Manchester and Marawi



As we mark the anniversary of the Battle of Tsushima,  we may be witnessing an yet another battle with similar consequences for the balance of power in the Pacific. That battle is going on as we speak on Mindanao, where a government attempt to arrest a senior member of Abu Sayyaf has now become a protracted battle in the global war between established governments and the Islamic State.

As a global semiotic and political franchise, the Islamic State manifests in different forms according to what is possible. In Manchester, it's taken on the form of classic terrorism, but in an even more dramatic and lethal way. In Mindanao, Islamic State has manifested itself as part of a classic "Foco" insurgency, similar to those waged in Latin America in the closing decades of the last century.  In Southeast Asia,  the growth of Islamic State will likely be fueled by the same factors which have driven classic guerrilla war: the appropriation of popular reaction to poverty and repression as pretext to effect regime change.

"'Foreigners among fighters' who seized Mindanao city," Straits Times 27 May 2017
"There are... Malaysians, Singaporeans… in the fight that has been ongoing in Marawi. We are continuously verifying that there have been a number of them who have been killed," military spokesman Restituto Padilla said at a news conference here."

"ISIS not a figment of the President's imagination," Manila Times, 28 May 2017 
According to a report by Agence France-Presse, a security expert discussed extensively the creation of a militant base in Mindanao. “Currently, IS is moving towards creating a territory in southern Philippines. The most recent communication issued by IS has announced that they have formally declared an East Asia division of IS in the southern Philippines,” counter-terrorism analyst Rohan Gunaratna said. 
“The instability in the southern Philippines and the availability of weapons, internal displacement, refugee flows … create the ripe conditions for foreign terrorists to come,” he told AFP after his speech.

"Urban warfare still a challenge for soldiers in Marawi," Rappler 27 May 2017
“We are in total control of the whole area but it’s not cleared due to the urban terrain,” Año told reporters at the sidelines of the visit of President Rodrigo Duterte to the Philippine Army’s 2nd Mechanized Battalion headquarters in Barangay Maria Cristina late Friday afternoon. 
“We have to clear one step at a time, house to house, block by block,” added Año, who placed the number of Maute Group members occupying some structures and houses in Marawi at less than 100. 
He said soldiers use simple tactics in operating in a rural setting which cannot be applied to a city battle. “Here (Marawi) all it takes is for an armed person to position himself inside a building….It would take time before it could be cleared," Año said. 
To fast-track the clearing operations of the military, Año said more soldiers have been deployed to Marawi, but did not say how many.

'Marawi, martial law and the 2-track strategy," Inquirer.net 29 May 2017
When Rodrigo Duterte became President, ... he adopted a two-track approach.

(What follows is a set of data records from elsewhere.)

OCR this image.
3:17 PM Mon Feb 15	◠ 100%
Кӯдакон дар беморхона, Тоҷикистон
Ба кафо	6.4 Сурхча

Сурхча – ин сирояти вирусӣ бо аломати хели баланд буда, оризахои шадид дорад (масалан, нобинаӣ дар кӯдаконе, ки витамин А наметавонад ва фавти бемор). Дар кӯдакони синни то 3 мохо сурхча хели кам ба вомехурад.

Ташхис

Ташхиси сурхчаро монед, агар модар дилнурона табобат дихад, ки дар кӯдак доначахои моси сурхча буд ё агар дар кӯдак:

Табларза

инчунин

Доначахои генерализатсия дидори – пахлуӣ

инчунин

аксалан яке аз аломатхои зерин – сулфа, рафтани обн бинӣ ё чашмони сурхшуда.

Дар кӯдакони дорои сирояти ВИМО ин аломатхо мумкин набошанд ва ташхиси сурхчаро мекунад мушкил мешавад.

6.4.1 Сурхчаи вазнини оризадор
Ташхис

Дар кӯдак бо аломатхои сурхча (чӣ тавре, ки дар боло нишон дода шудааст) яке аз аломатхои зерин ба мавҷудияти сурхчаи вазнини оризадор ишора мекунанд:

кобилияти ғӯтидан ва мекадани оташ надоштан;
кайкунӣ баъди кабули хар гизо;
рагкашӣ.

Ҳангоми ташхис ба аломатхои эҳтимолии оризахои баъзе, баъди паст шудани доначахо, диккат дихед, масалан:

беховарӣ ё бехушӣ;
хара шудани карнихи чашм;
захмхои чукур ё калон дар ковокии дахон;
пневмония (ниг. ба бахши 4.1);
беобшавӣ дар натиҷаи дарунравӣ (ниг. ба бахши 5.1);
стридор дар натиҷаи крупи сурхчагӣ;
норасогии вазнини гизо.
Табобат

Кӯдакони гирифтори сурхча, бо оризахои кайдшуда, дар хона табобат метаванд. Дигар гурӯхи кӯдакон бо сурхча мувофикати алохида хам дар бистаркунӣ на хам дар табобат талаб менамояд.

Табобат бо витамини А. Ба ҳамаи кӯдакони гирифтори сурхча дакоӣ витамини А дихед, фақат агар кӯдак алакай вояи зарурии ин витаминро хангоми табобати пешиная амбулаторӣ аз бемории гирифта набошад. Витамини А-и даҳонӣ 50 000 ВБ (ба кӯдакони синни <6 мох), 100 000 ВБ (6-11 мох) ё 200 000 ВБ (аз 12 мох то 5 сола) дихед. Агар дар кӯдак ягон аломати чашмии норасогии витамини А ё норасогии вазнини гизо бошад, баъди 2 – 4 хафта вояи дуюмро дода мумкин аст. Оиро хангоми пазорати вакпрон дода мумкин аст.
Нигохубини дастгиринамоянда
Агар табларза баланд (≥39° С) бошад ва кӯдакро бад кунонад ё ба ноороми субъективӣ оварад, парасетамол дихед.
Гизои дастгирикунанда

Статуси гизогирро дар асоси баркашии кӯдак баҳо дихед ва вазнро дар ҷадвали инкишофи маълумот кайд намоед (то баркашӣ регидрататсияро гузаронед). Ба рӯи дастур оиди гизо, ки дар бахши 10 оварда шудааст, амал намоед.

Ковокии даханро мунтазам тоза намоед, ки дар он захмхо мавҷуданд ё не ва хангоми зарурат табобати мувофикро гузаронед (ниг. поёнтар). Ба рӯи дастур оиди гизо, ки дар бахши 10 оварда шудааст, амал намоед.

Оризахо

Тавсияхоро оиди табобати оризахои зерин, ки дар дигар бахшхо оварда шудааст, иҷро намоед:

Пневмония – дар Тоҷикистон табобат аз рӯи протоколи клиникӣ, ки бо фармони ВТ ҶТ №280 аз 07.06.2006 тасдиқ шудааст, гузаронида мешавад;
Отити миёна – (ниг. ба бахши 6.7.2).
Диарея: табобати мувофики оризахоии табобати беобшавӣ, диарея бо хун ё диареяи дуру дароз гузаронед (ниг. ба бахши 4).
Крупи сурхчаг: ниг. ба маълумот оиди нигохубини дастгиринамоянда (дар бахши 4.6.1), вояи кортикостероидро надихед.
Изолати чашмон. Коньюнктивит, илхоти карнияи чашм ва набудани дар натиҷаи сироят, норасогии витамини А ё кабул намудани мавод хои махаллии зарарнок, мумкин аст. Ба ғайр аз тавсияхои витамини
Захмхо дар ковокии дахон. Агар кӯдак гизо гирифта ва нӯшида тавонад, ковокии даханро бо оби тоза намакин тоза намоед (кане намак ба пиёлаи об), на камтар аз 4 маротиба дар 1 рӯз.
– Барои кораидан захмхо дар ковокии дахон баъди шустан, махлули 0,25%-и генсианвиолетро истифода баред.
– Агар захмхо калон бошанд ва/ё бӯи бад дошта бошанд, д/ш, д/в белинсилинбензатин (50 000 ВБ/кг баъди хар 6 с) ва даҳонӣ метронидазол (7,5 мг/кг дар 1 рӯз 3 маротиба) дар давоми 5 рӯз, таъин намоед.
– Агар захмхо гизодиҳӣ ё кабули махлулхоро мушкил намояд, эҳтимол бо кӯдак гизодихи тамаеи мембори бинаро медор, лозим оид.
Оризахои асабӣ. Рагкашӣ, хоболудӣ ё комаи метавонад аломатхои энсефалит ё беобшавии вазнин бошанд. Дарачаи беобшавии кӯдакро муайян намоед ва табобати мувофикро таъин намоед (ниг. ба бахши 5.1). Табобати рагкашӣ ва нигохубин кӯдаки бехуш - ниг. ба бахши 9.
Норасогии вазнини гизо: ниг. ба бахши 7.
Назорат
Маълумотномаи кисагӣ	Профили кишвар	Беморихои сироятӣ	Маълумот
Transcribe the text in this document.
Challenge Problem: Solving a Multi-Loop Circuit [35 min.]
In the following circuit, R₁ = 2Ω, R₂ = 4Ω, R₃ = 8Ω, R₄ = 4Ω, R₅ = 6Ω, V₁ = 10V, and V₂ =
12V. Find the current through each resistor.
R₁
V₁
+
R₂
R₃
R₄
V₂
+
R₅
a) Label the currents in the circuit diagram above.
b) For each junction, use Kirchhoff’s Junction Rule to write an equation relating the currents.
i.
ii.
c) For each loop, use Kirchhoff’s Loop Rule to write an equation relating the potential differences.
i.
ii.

He continued the existing peace processes, mainly in preparation for a new autonomous Bangsamoro region, one part of a possibly federal Philippines. He also gave marching orders to escalate the war against terrorists, above all the Abu Sayyaf.  
This two-track approach reflects a dual understanding of the situation: first, that there are legitimate entities fighting for  himethnonationalist aspirations and, second, that there are peace spoilers or criminal gangs using the mask of global terrorism to increase their “fear factor.” For the latter, he has made use of intensified military operations. 
But will this approach work? 
“From Hunger to Anger” tells us that for as long as the Philippines, especially Mindanao, remains “peripheral regions devoid of employment-generating and high-value-added industries … endemic poverty and economic underdevelopment will persist in the region.” Repeating the well-known wisdom, disenfranchised segments of the population who cannot access basic social services and decent economic opportunities will always be ripe for recruitment.

"Violence to worsen poverty in Lanao del Sur -experts," Business Mirror, 28 May 2017
Lanao del Sur, based on the 2015 Poverty Statistics, is the poorest province nationwide with a poverty incidence rate of 71.9 percent in 2015. This means that 7 out of 10 residents of the province are poor. 
The province’s capital city, Marawi, had a poverty incidence rate of 60 percent, based on the Philippine Statistics Authority’s (PSA) Small Area Estimates in 2012. “Poverty depends on income and livelihood,” Philippine Institute for Development Studies (PIDS) senior research fellowJose Ramon G. Albert said. “Livelihood ultimately depends on peace, law and order, and a good investment climate.”